By doing so, the project successfully reanimated three community fisheries that had been legally designated by the Fisheries Administration but had subsequently become inactive. It supported the development of management plans for these designated community fisheries, which protected critical aquatic habitats for fish and adjacent sandbar habitats important for water birds and turtles. Two more proposals for legally designated community fisheries are now under consideration by the provincial governor’s office.
Through these and other measures, the project resulted in increased nesting success of the target species.

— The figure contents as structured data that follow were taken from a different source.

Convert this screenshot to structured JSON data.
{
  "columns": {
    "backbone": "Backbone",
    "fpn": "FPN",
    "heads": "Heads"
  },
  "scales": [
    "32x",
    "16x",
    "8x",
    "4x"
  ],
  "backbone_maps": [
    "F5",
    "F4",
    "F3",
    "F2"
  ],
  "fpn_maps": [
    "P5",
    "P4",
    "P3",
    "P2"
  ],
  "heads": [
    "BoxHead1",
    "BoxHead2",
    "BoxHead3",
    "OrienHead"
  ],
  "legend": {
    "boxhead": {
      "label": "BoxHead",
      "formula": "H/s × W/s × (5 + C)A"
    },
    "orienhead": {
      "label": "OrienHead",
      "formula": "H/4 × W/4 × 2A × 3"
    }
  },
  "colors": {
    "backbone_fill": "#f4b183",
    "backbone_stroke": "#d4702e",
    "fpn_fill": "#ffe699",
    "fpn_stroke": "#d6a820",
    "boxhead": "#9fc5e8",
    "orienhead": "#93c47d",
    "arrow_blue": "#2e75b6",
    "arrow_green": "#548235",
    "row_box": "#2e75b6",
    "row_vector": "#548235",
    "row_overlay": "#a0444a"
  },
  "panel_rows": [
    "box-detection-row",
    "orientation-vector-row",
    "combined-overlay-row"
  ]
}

Over the course of the project, populations of sandbar-nesting water birds remained stable or increased slightly. Notably, within the project areas, there was an increase in the number of nesting pairs of River Tern, the most threatened riverine bird in Cambodia.
“Local participation in community-based bird monitoring and conservation is not just an important first step in protecting threatened species and ecosystems,” said Jack Tordoff, Managing Director of CEPF. “This project shows that a strong focus on community engagement is perhaps the most essential element in sustaining conservation gains. We hope this can be a model for further conservation initiatives that will protect nature in the 3S Basin for present and future generations.”
Founded in 2000, the Critical Ecosystem Partnership Fund is a global leader in enabling civil society to participate in and benefit from conserving some of the world’s most critical ecosystems by providing grants for organisations to help protect biodiversity hotspots, Earth’s most biologically rich yet threatened areas. CEPF is a joint initiative of l'Agence Française de Développement, Conservation International (IUCN Member), the European Union, the Global Environment Facility, the Government of Japan (IUCN State Member), and the World Bank.
IUCN is leading the second phase of CEPF's work in the Indo-Burma hotspot, working together with the Myanmar Environment Rehabilitation-conservation Network (MERN) and Kadoorie Farm and Botanic Garden (KFBG) to form the CEPF Regional Implementation Team (RIT).